In Vitro Suppression Effects of Ephedra przewalskii Stapf-Derived Natural Compounds on SARS-CoV-2

Abstract

Background: Ephedra przewalskii Stapf stems are a traditional Mongolian medicine commonly used to treat infectious diseases. Previous in vitro experiments have shown that the extract powder derived from its stems possesses antiviral activity. However, the active compounds responsible for this activity in E. przewalskii Stapf have not yet been identified or evaluated. This study aimed to identify the active components in E. przewalskii that exhibit antiviral effects against SARS-CoV-2 in vitro and validate their antiviral activity.

Methods: E. przewalskii stem extracts were subjected to high-performance liquid chromatography with varying methanol ratios in the mobile phase to obtain fractions with different polarities. Antiviral activity was assessed by infecting VeroE6/TMPRSS2 cells with the SARS-CoV-2 Delta strain and treating them with the obtained fractions. Infectious titers were measured using the 50% tissue culture infective dose (TCID₅₀) method, and half-maximal inhibitory concentration (IC₅₀) values were calculated for each fraction. The active components in the two fractions with the highest antiviral activity were identified and structurally characterized by nuclear magnetic resonance analysis. The antiviral activity of these compounds was confirmed by adding them to SARS-CoV-2-infected cells and measuring their infectious titers using the TCID₅₀ method. The IC₅₀ values were also calculated. Viral-particle inactivation assays were conducted by mixing the extracts with SARS-CoV-2 and measuring infectious titers.

Results: (-)-Catechin, (+)-epigallocatechin-(2α→O→7,4α→8)-(-)-epicatechin, and ent-epicatechin-(4α→8;2α→O→7)-catechin were isolated from E. przewalskii. These compounds exhibited significant antiviral activity against SARS-CoV-2 but demonstrated minimal direct virucidal effects.

Conclusion: (-)-Catechin, (+)-epigallocatechin-(2α→O→7,4α→8)-(-)-epicatechin, and ent-epicatechin-(4α→8;2α→O→7)-catechin exhibit antiviral activity against SARS-CoV-2 in infected cells.

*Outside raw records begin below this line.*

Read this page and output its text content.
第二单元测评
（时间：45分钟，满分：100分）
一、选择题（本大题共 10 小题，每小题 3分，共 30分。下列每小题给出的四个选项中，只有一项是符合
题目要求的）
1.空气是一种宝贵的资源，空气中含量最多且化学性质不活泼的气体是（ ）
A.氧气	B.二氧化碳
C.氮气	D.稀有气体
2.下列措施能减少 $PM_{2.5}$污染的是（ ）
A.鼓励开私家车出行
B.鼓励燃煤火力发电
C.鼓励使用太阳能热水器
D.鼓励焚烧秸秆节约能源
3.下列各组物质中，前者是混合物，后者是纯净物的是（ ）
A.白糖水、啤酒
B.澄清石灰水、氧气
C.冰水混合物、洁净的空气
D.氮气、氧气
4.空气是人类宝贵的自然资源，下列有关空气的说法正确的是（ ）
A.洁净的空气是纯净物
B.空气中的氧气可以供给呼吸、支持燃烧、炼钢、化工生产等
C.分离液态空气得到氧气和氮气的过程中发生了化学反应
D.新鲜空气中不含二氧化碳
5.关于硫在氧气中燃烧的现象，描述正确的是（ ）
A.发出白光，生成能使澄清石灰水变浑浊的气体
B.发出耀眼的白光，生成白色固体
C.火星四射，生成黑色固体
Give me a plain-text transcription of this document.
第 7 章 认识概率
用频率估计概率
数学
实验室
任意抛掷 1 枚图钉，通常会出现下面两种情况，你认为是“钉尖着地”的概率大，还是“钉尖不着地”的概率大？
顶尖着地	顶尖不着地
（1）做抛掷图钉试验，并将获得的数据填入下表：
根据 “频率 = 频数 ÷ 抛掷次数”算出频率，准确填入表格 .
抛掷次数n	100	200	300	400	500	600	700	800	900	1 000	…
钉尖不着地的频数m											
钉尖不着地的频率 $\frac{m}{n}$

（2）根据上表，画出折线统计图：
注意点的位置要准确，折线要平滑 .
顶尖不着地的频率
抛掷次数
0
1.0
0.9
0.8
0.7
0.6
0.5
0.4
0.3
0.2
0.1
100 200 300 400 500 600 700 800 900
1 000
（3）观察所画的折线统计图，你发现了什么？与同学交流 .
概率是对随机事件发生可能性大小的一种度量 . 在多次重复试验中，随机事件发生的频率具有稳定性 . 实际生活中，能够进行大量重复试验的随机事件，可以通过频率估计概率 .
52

Keywords: Ephedra przewalskii Stapf; IC50; SARS-CoV-2; natural compounds.

Figure 1

Evaluation of the cytotoxicity of E. przewalskii Fractions 1–7 (A–G) and their antiviral effects against SARS-CoV-2 under multiplicities of infection (MOIs) of 0.05 and 10. (A) Fraction 1, (B) Fraction 2, (C) Fraction 3, (D) Fraction 4, (E) Fraction 5, (F) Fraction 6, (G) Fraction 7. The antiviral effects of the fractions were compared in DMEM(−) and DMEM (1% DMSO). The orange points and lines represent DMEM(−) while the blue ones represent DMEM (1% DMSO). Triangles and circles indicate the cytotoxicity and infectious titer at a given concentration, respectively. Approximate equations, determination coefficients (R²), and half-maximal inhibitory concentrations (IC₅₀) for each MOI are provided.

Figure 2

Structures of the components isolated from E. przewalskii Fractions 3 and 5. (A) Component-1: (−)-catechin, (B) Component-2: (+)-epigallocatechin-(2α→O→7,4α→8)-(−)-epicatechin, and (C) Component-3: ent-epicatechin-(4α→8;2α→O→7)-catechin.

Figure 3

Evaluation of the cytotoxicity of Component-1, Component-2, and Component-3 and their antiviral effects against SARS-CoV-2 under multiplicities of infection (MOIs) of 0.05 and 10. (A) Component-1, (B) Component-2, (C) Component-3. Orange plots represent the condition of MOI 10, and blue plots represent the condition of MOI 0.05. Triangles indicate the cytotoxicity at a given concentration. Circles indicate the infectious titer at a given concentration. Approximate equations, determination coefficients (R²), and half-maximal inhibitory concentrations (IC₅₀) are provided for each MOI. The antiviral effects of all fractions were nearly identical under both conditions.

Figure 4

Viral-particle inactivating effect of Component-1, Component-2, and Component-3. Each group had a sample size of 4. The results for the four groups were analyzed against those of the PBS group using an unpaired t test.